Penulis jadi teringat sebuah pertanyaan guru Bahasa Indonesia waktu masih duduk di bangku Sekolah Menegah Pertama. Sang Guru bertanya, apa fungsi Bahasa ? Karena seisi kelas menjadi hening, penulis beranikan angkat jari dan menjawab, fungsi Bahasa adalah sebagai alat komunikasi. Seketika guru itu mengacungkan jempol dan membenarkan jawaban penulis.
Tetapi apakah semudah itu ? Karena pada kenyataannya dalam hal komunikasipun kita masih sering salah tangkap dalam hal pendalaman inti pembicaraan.

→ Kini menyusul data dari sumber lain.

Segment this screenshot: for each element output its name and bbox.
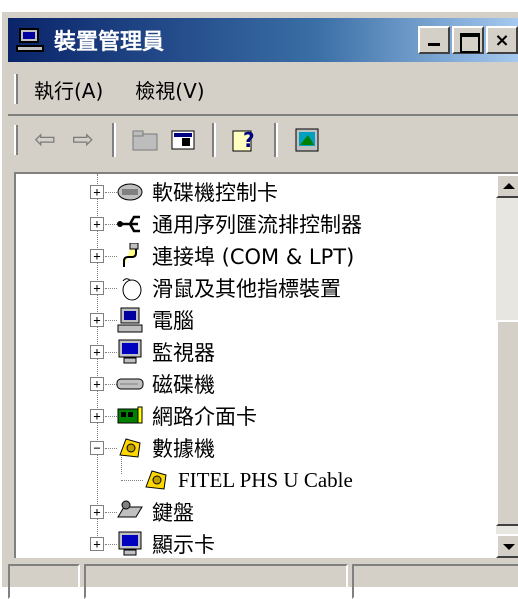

Itu yang membuat sering terjadinya miss komunikasi. Seperti kejadian di atas. Hanya gara-gara septic tank yang bermasalah, hubungan persaudaraan antar tetangga dan sesama bisa rusak berantakan.
Sedikit menoleh kebelakang lewat bacaan sebuah peristiwa di Kitab Suci. Seperti halnya yang dialami oleh Nabi Musa dan Harun. Karena salah penangkapan dalam menerima perintah Tuhan, yang diakibatkan oleh tekanan dan gerutuan umat manusia selama eksodus berlangsung yang tiada henti, mengakibatkan keduanya tidak diperkenankan masuk Tanah Perjanjian. Hanya karena persoalan air yang sukar didapat membuat semua bertindak irasional.
Dikatakan, ambillah tongkatmu itu dan engkau dan Harun, kakakmu, harus menyuruh umat itu berkumpul; katakanlahlah di depan mata mereka kepada bukit batu itu supaya diberi airnya; demikianlah engkau mengeluarkan air dari bukit batu itu bagi mereka dan memberi minum umat itu serta ternaknya.
Perintah Tuhan sebetulnya jelas. Tetapi karena pengaruh tekanan dan emosional membuat Musa salah tangkap dalam menerima perintah Tuhan. Apa yang kemudian dilakukannya ? Sesudah itu Musa mengangkat tangannya, lalu memukul bukit batu itu dengan tongkatnya dua kali, maka keluarlah banyak air, sehingga umat itu dan ternak mereka dapat minum.
Sebuah kesalahan fatal dalam hal menangkap inti komunikasi membuat Tuhan murka. Yang Tuhan mau, Musa cukup berkata kepada bukit batu, bukan memukulnya, apalagi memukul sampai dua kali. Akibatnya ? Sebuah harga yang harus dibayar mahal.
Bisa jadi ketika kita berbicara dengan suami, isteri atau dengan anak-anak, bahkan dengan berbicara dengan orang tua, lingkungan kerja atau lingkungan sekitar sering tidak jelas atau susah ditangkap. Disinilah perlu adanya konfirmasi ulang atau peneguhan agar tidak terjadi kesalah pahaman, yang bisa merusak tatanan kehidupan yang sudah mapan. Apalagi saat kita menaikkan doa-doa kepada Sang Khalik. Jangan sampai kita salah melangkah dalam lorong keimanan yang sudah kita pegang dan juga salah dalam melakukan apa yang dikehendaki Tuhan dalam perjalanan hidup kita.